More than 58,000 buildings may have been damaged or destroyed by the twin earthquakes that struck Venezuela last week, according to a preliminary satellite data analysis that suggests the scale of the disaster could dwarf official estimates. The back-to-back quakes – magnitude 7.2 and 7.5 – killed at least 1,943 people, injured more than 10,571, and left tens of thousands missing beneath the rubble.
As families in the hard-hit port city of La Guaira desperately search for loved ones – including two brothers trying to recover the bodies of their sister and nieces – the UN migration agency has warned that up to 6.8 million people may need shelter, water, sanitation and healthcare. So far this weekend, only 33 people have been rescued alive.
“Satellite data suggests 58,870 buildings damaged in Venezuela quakes, dwarfing official toll of 855.”
The official toll remained far lower than the satellite data suggests. On Monday, Jorge Rodríguez, the president of the National Assembly, said 855 buildings had been damaged, including 189 “total collapses”. But researchers at Oregon State University, analysing high-resolution radar imagery from the European Space Agency’s Sentinel-1 satellites, concluded that “approximately 58,870 buildings were likely damaged or destroyed across the affected region”. They cautioned: “This is a preliminary, rapid assessment. It reflects abrupt surface change consistent with damage.”

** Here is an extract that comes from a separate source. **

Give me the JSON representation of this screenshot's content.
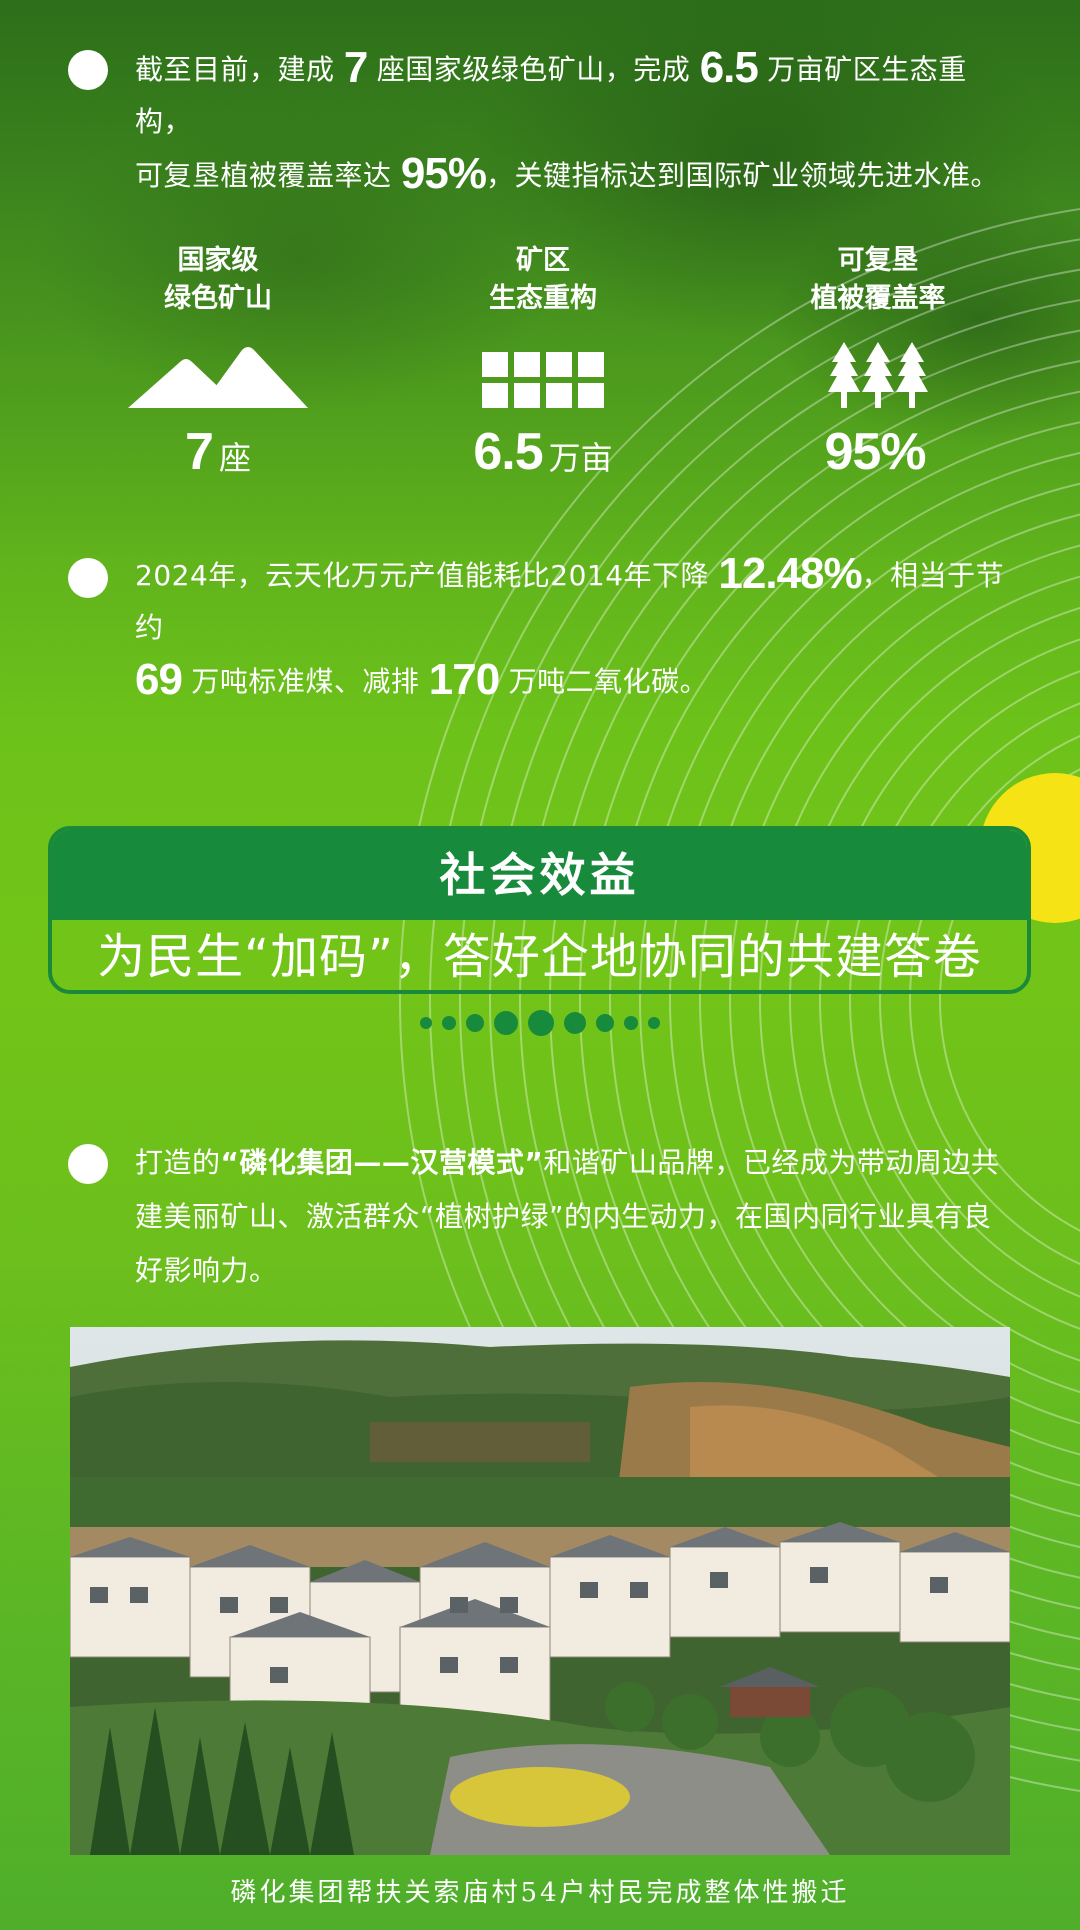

The World Health Organization has sounded the alarm over potential disease outbreaks as Venezuela’s damaged health facilities struggle to cope. “The health services are under extreme pressure now, with facilities operating beyond the capacity,” said spokesperson Christian Lindmeier. He warned of “an increased risk” of measles, diphtheria, yellow fever, malaria, dengue, chikungunya and Zika due to low pre-quake vaccination rates. The WHO found that in La Guaira, obstetric care has been crippled because maternity care workers are still missing, and described “chaotic service delivery and patient flow, marked by overcrowding [and] growing surgical backlogs”, as well as problems registering casualties and tracking the missing.
The full extent of the destruction may take weeks to assess, but the satellite data already points to a humanitarian crisis far worse than initial government figures.